Em casa, logo que abri a porta minha gata preta entrou comigo. Abri a geladeira, piquei vários pequeninos pedaços de carne e dei a ela (de tão velhinha já não tem dentes, então precisa da comida minimamente cortada para poder engolir). Sentei no sofá e ela deitou ao meu lado. no sofá da frente estava (ainda está enquanto escrevo este texto e com certeza ficará a noite toda) meu cachorro. Então fiquei em silêncio, olhando a gata tomando seu banho seco ao meu lado (banho seco no inverno é uma boa...) e o cachorro, sonolento, encarando-me carinhosamente. No silêncio da minha casa, junto dos animais, senti algo.
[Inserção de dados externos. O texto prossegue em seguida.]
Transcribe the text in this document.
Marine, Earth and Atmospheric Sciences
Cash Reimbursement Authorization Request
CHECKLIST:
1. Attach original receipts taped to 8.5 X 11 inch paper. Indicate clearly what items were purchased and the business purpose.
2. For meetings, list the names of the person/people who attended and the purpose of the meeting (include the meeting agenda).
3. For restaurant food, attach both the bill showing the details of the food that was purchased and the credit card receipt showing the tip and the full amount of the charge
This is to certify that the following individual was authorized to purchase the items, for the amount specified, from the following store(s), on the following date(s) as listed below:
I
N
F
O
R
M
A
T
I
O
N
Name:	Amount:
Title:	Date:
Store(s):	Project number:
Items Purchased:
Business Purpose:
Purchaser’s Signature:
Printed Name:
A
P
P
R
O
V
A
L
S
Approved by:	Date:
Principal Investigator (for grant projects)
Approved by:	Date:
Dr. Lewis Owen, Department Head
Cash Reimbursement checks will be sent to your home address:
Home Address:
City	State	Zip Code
Algo bom.Solidão, conforto. Fiquei pensando na ingenuidade dos dois ali comigo, na pureza simples dos animais. E, por um instante, só por um pequenino instante, senti-me assim também: ingênuo.Puro.

quarta-feira, 3 de março de 2010

Há três dias seguidos chego em casa e sinto um odor funesto. Meu pai trabalha à noite e minha mãe também. Não não, ambos têm trabalhos pudicos e socialmente corretos e bem quistos pela sociedade. E a minha irmã dorme sempre na casa de minha avó, para fazer-lhe companhia. Síntese: chego em casa e passo a noite toda só. É perfeito. Mas esse cheiro começou a incomodar-me muito, além do normal.
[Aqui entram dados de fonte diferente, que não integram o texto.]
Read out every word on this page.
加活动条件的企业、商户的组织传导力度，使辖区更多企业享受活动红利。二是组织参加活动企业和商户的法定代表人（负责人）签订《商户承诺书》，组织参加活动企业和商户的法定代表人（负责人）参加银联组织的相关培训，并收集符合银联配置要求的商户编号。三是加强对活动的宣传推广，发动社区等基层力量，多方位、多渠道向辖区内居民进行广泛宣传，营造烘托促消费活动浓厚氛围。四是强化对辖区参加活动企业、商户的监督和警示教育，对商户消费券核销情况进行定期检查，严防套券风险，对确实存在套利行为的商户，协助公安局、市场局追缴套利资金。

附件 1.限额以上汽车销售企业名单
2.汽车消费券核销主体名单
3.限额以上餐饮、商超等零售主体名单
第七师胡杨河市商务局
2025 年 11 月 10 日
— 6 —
É um cheiro de morte, adocicado, que penetra nas narinas e não sai mais. Pois hoje resolvi fazer uma investigação. Depois de abrir e fechar armários e verificar até no lixo, descobri o que era. Um maldito odorizador com perfume de rosas. Explicado. As rosas têm uma relação direta com a morte para mim. Lá pelos meus doze anos fui com a família toda a uma cidadezinha onde outros parentes moram, para o velório de uma prima distante, que morreu ainda criança, atropelada por um carro. Como ainda é costume em muitas cidadezinhas, velavam-na em casa. Lembro-me perfeitamente da garota de cabelos louros cacheados, pálida e inchada suspensa dentro da urna no meio da sala.A mãe da garota, cega, tateava o rosto frio e maquiado e chorava lágrimas invisíveis. Outros estavam em silêncio, sentados em cadeiras ao redor da morta. Alguns caminhavam até ela, olhavam-na, pegavam sua mão.Retiravam-se.E rosas. Em volta da urna ou em adornos nas paredes. Rosas por toda a sala.

Durante a viagem eu só pensava em uma coisa: nunca havia visto alguém morto antes em minha vida. Qual será a temperatura corporal, a textura e, principalmente, o cheiro? Tinha quase certeza que um forte odor de carne em decomposição emanaria da minha parente morta. Mas não. Nesse dia, toda a casa, a morta, a tristeza das pessoas, tinham cheiro de rosas. E, desde então, as rosas tem o cheiro da morte. Cheiro esse que não gosto nem um pouco. Alguns anos depois, quando, ao entrar na casa de minha avó, senti o mesmo cheiro. meu coração acelerou e abri a porta de seu quarto rapidamente. Ela estava na cama sentada com um hidratante corporal de leite de rosas nas mãos. Foi como vê-la morta em vida.E, sem explicar meus motivos, convenci-a de nunca mais usar tal produto tétrico.